Another thing I find myself doing: when I see a sign, as in an advertisement, I try to make new words with the available letters.

augustlan's avatar

My big compulsion is hidden behind the drawers and doors in my kitchen. All dishes must be arranged ‘just so’. All of my dishes are white, except two green soup bowls… they have to live in another cabinet than the white dishes. Glasses with like glasses, silverware stacked neatly, and no mixing of small and large forks! I have a large custom made spice rack, hanging on a kitchen wall and visible to all. I bought 35 (-ish) identical glass spice jars, and used my label maker to make uniform labels for them. They are arranged in alphabetical order, must face exactly forward, and must all be the same distance from the back of the rack. I bought 4 glass bottles and labeled them too, for my oils and vinegar.

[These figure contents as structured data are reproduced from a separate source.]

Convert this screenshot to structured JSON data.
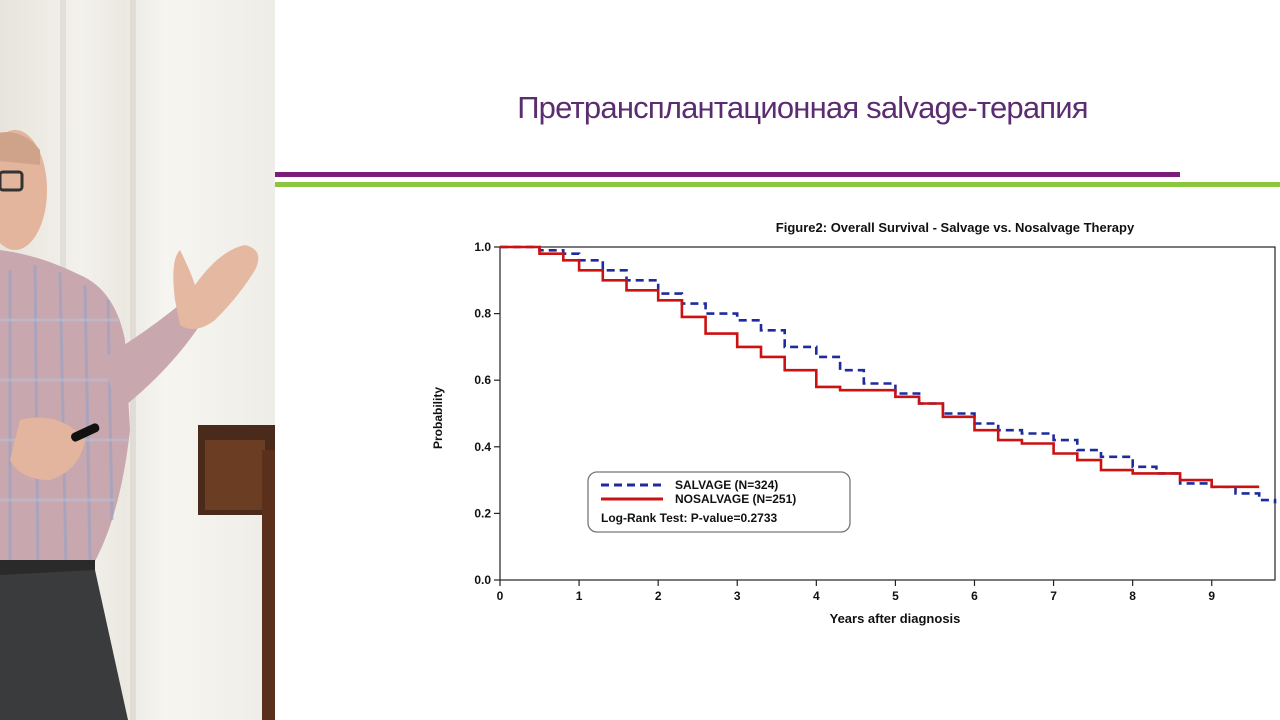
{
  "slide": {
    "title": "Претрансплантационная salvage-терапия",
    "colors": {
      "title": "#5b2c6f",
      "rule_purple": "#7b1e7a",
      "rule_green": "#8cc63f"
    }
  },
  "chart_data": {
    "type": "line",
    "title": "Figure2: Overall Survival - Salvage vs. Nosalvage Therapy",
    "xlabel": "Years after diagnosis",
    "ylabel": "Probability",
    "xlim": [
      0,
      9.8
    ],
    "ylim": [
      0,
      1.0
    ],
    "xticks": [
      "0",
      "1",
      "2",
      "3",
      "4",
      "5",
      "6",
      "7",
      "8",
      "9"
    ],
    "yticks": [
      "0.0",
      "0.2",
      "0.4",
      "0.6",
      "0.8",
      "1.0"
    ],
    "grid": false,
    "legend_position": "lower-left",
    "annotation": "Log-Rank Test: P-value=0.2733",
    "series": [
      {
        "name": "SALVAGE (N=324)",
        "color": "#1f2b9c",
        "style": "dashed",
        "x": [
          0,
          0.3,
          0.5,
          0.8,
          1.0,
          1.3,
          1.6,
          2.0,
          2.3,
          2.6,
          3.0,
          3.3,
          3.6,
          4.0,
          4.3,
          4.6,
          5.0,
          5.3,
          5.6,
          6.0,
          6.3,
          6.6,
          7.0,
          7.3,
          7.6,
          8.0,
          8.3,
          8.6,
          9.0,
          9.3,
          9.6,
          9.8
        ],
        "y": [
          1.0,
          1.0,
          0.99,
          0.98,
          0.96,
          0.93,
          0.9,
          0.86,
          0.83,
          0.8,
          0.78,
          0.75,
          0.7,
          0.67,
          0.63,
          0.59,
          0.56,
          0.53,
          0.5,
          0.47,
          0.45,
          0.44,
          0.42,
          0.39,
          0.37,
          0.34,
          0.32,
          0.29,
          0.28,
          0.26,
          0.24,
          0.23
        ]
      },
      {
        "name": "NOSALVAGE (N=251)",
        "color": "#cc1111",
        "style": "solid",
        "x": [
          0,
          0.3,
          0.5,
          0.8,
          1.0,
          1.3,
          1.6,
          2.0,
          2.3,
          2.6,
          3.0,
          3.3,
          3.6,
          4.0,
          4.3,
          4.6,
          5.0,
          5.3,
          5.6,
          6.0,
          6.3,
          6.6,
          7.0,
          7.3,
          7.6,
          8.0,
          8.3,
          8.6,
          9.0,
          9.3,
          9.6
        ],
        "y": [
          1.0,
          1.0,
          0.98,
          0.96,
          0.93,
          0.9,
          0.87,
          0.84,
          0.79,
          0.74,
          0.7,
          0.67,
          0.63,
          0.58,
          0.57,
          0.57,
          0.55,
          0.53,
          0.49,
          0.45,
          0.42,
          0.41,
          0.38,
          0.36,
          0.33,
          0.32,
          0.32,
          0.3,
          0.28,
          0.28,
          0.28
        ]
      }
    ]
  }
}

Now, I know that all of this isn’t really all that weird, except, the rest of the house (even the kitchen!) can be a complete mess and I couldn’t care less! The sink could be full of dirty dishes, the counter cluttered with soda cans, and that’s fine… but let a spice jar be a smidge out of place and I am on it. WTF?

MacBean's avatar

@augustlan: Lurve for the green soup bowls “living” away from the white ones. EVEN THOUGH THAT IS RACISM. YOU BIGOT. ;)

Also, I totally get the thing with only certain things being obsessively organized. I’m the same way. People who only know me as a moderator or who have seen how the files on my computer are organized can NOT believe the absolute disaster area that is the rest of my personal space.

koldblue's avatar

@Likeradar I constantly make up acronyms myself. Recently answered a questioned in a thread w/SAFU (Situation All F’ed Up) I don’t see it as odd, never thought of it as OCD. Although friends have asked me, what are you talking about!My favorite would be KISS (Keep It Simple Stupid) :)

benjaminlevi's avatar

On tile floors I have to walk like a knight (the chess piece, as in two forward and one across)
I cant step on cracks
Things must be put in order
Things must be even
Cell phone left pocket, keys right pocket, wallet left rear pocket
podcasts, unread emails and wisdm questions are not allowed to pile up

Kelly27's avatar

When I see license plates or the numbers on a digital clock I try to come up with some sort of math problem with the numbers or I look to create a pattern.